Here are six rules to keep in mind:
1. Your IRA cannot purchase property owned by you or another disqualified person. A real estate IRA may seem like a great way to buy real estate you own and personally use. However, this is considered a prohibited transaction and results in taxes, penalties and the loss of the IRA status. A disqualified person includes you, your spouse, grandparents and great grandparents as well as any children or grandchildren. Basically, any lineal descendant is disqualified. This means any generation before you or after you is disqualified, but it does not include siblings.
2. Your self-directed IRA cannot provide you with any benefits. The purpose of an IRA is to fund your retirement. This means that you or any other disqualified person may not benefit from your IRA until you’ve reached retirement and begin taking distributions from your account.
3. IRA investments are uniquely titled. Remember this: You and your IRA are two very separate entities. This means that all investment and legal documents regarding the IRA must be titled in the name of the IRA and not in your personal name.

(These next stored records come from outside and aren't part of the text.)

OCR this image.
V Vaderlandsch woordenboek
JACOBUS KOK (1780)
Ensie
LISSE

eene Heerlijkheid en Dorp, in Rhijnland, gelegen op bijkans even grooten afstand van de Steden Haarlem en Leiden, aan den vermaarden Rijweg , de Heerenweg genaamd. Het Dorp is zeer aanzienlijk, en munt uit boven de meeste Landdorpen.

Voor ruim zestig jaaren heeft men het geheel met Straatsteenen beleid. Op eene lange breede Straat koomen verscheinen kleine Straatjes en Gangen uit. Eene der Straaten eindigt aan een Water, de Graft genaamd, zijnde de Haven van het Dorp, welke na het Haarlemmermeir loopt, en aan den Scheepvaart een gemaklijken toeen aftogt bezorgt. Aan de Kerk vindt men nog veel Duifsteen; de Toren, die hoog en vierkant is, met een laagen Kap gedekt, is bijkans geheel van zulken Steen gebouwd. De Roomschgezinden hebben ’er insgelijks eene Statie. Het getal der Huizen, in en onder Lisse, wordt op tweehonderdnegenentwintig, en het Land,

4. IRA investments that use financing might be taxed. Your IRA may use financing to purchase real estate by using a non-recourse loan. This means that the loan is secured only by the property and not secured by your personal assets or any other IRA-owned assets. If your IRA does use financing for the real estate purchase, unrelated business taxable income (UBTI) could apply.
5. Real estate expenses are paid from your IRA. Going back to #3 again, you and your IRA are separate entities. So, no personal funds should ever be commingled with your IRA funds during a real estate investment. All expenses related to the real estate investment (including earnest money) must be paid with funds from the IRA.
6. Real estate income must be returned directly to your IRA. Seeing a trend here? Since your IRA and you are separate entities, any income from the real estate investment belongs to your IRA and must be returned to your IRA. You should not take constructive receipt of any income generated from an IRA-owned property.
Investing in real estate with your STRATA offers many benefits. Keep these six things in mind, and follow the rules for real estate IRA investments. If you don’t, the consequences can be a hefty fine or other serious tax implications.